Lo primero que se me ocurrió fue preguntar por el muchacho.

—El tribunal tutelar de menores se ha hecho cargo de él.

—Ya. Ahora se desquitan con el chico. Lo mandan a la cárcel por lo que hizo su padre.

—La madre lo sabía todo. Ha confesado.

—¿Qué está diciendo? No, eso no lo creo. Yo vi cómo reaccionaba esa mujer cuando le mostré las fotos.

—Por entonces aún no estaba enterada. Pero después empezó a sumar dos más dos. Garnett le había hablado de los asesinatos de mujeres antes de que mataran a su hija. Pero ella aún no relacionó a su marido con el asesinato de Robin hasta que él le habló de su nieta. Él siguió viéndola después que ella dejó la universidad. Tenía que saber que su hija estaba embarazada.

—¿De modo que la señora Garnett lo descubrió todo cuando él empezó a buscar a Sylvia?

—Vernor Garnett temía las revelaciones del diario. Robin lo había amenazado con aparecer en su despacho vestida como una puta y con la niña en brazos si él no le daba dinero para mantener a su hija.

—Así que Garnett mató a su propia hija. —Me entristecía que algo así pudiera suceder.

—Ella lo empujó a hacerlo —lo justificó Quinten—. Era una prostituta y no quería dejar esa vida. Y luego empezó a chantajearlo.

—Así que ella lo empujó —dije—. ¿Y me puede decir qué empujó a Cyndi a lanzarse a esa vida?

Quinten no comprendió mi pregunta. Para él, el bien y el mal eran dos cosas muy claras. Su relación con la moral era como la de Mofass con el dinero. No hay inversiones a largo plazo; hay dinero o no hay dinero ahora mismo, y hay pecado o no lo hay. Mofass no había podido pensar más allá del soborno con que aquellos truhanes lo cegaron, y Quinten Naylor no podía ver que Vernor Garnett posiblemente había sembrado las semillas de su propia destrucción muchos años antes.

—¿Dónde está el padre?

—Huyó después de la cita con Sylvia. Estamos seguros de que él mató a Bull Horker. Y después desapareció con la chica. Ayer encontramos su coche en West Hollywood y en el asiento delantero había manchas de sangre. Eran de Bull.

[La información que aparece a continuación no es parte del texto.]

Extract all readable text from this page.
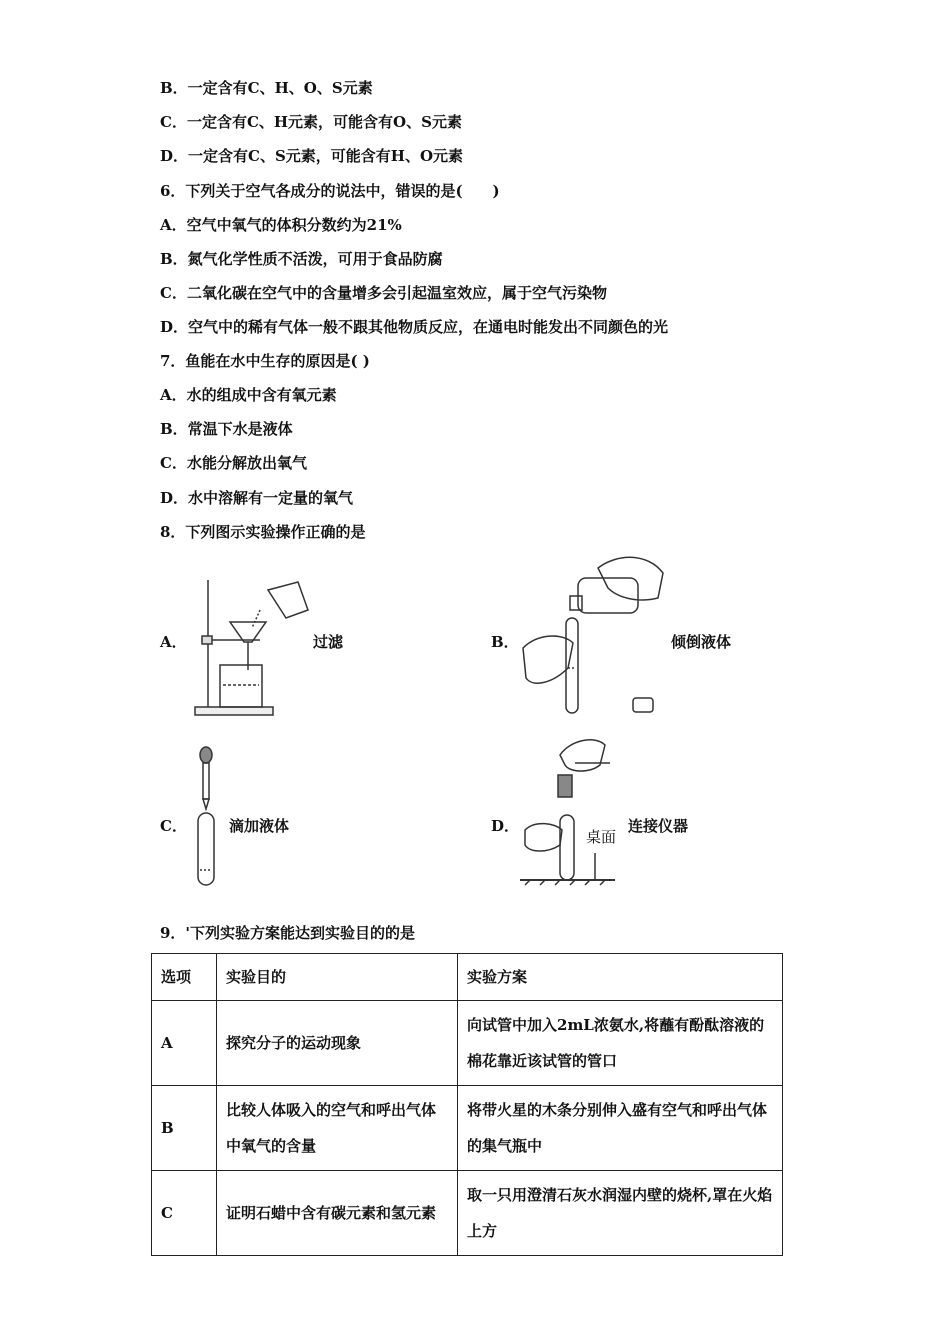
B．一定含有C、H、O、S元素
C．一定含有C、H元素，可能含有O、S元素
D．一定含有C、S元素，可能含有H、O元素
6．下列关于空气各成分的说法中，错误的是(　　)
A．空气中氧气的体积分数约为21%
B．氮气化学性质不活泼，可用于食品防腐
C．二氧化碳在空气中的含量增多会引起温室效应，属于空气污染物
D．空气中的稀有气体一般不跟其他物质反应，在通电时能发出不同颜色的光
7．鱼能在水中生存的原因是( )
A．水的组成中含有氧元素
B．常温下水是液体
C．水能分解放出氧气
D．水中溶解有一定量的氧气
8．下列图示实验操作正确的是
A．	过滤	B．	倾倒液体
C．	滴加液体	D．	连接仪器
桌面
9．'下列实验方案能达到实验目的的是
选项	实验目的	实验方案
A	探究分子的运动现象	向试管中加入2mL浓氨水,将蘸有酚酞溶液的棉花靠近该试管的管口
B	比较人体吸入的空气和呼出气体中氧气的含量	将带火星的木条分别伸入盛有空气和呼出气体的集气瓶中
C	证明石蜡中含有碳元素和氢元素	取一只用澄清石灰水润湿内壁的烧杯,罩在火焰上方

—¿Y qué le ha sucedido a la chica?

—Nada, por el momento. Le he dicho todo lo que sabemos. Hemos dado a publicidad el nombre y la fotografía de Vernor Garnett. Lo cogeremos.

—No me cabe duda.

—¿Qué quiere decir con eso?

—Ustedes son muy buenos atrapando gente, Quinten. Cogieron a J. T. Saunders y mire lo que le pasó. Y cuando a Violette se le ocurrió que yo era culpable, en un abrir y cerrar de ojos ya estaba entre rejas.

—¿De qué está hablando, Rawlins? Cuando un fiscal del estado dice que le están extorsionando, la policía lo cree. Sobre todo si…

—Si el acusado es un negro. Sobre todo si es un negro. Sí. ¿Y qué está haciendo en mi casa, hombre? ¿Va a mandarme otra vez a la cárcel?

Naylor estudió las uñas de sus dedos antes de responder.

—Quiero pedirle disculpas —dijo por fin, y parecía que tenía la boca llena de piedras—. Yo siempre he pensado…, no sé cómo decirlo. Siempre he pensado que podía trabajar en la policía y no ensuciarme las manos. Me consideraba superior a usted. Y no me entienda mal; no le estoy diciendo que lo que usted hace está bien. Pero puede que yo no sea mucho mejor.

Y puede que Naylor tampoco fuera tan malo. Pero no se lo dije. No le dije ni una sola palabra.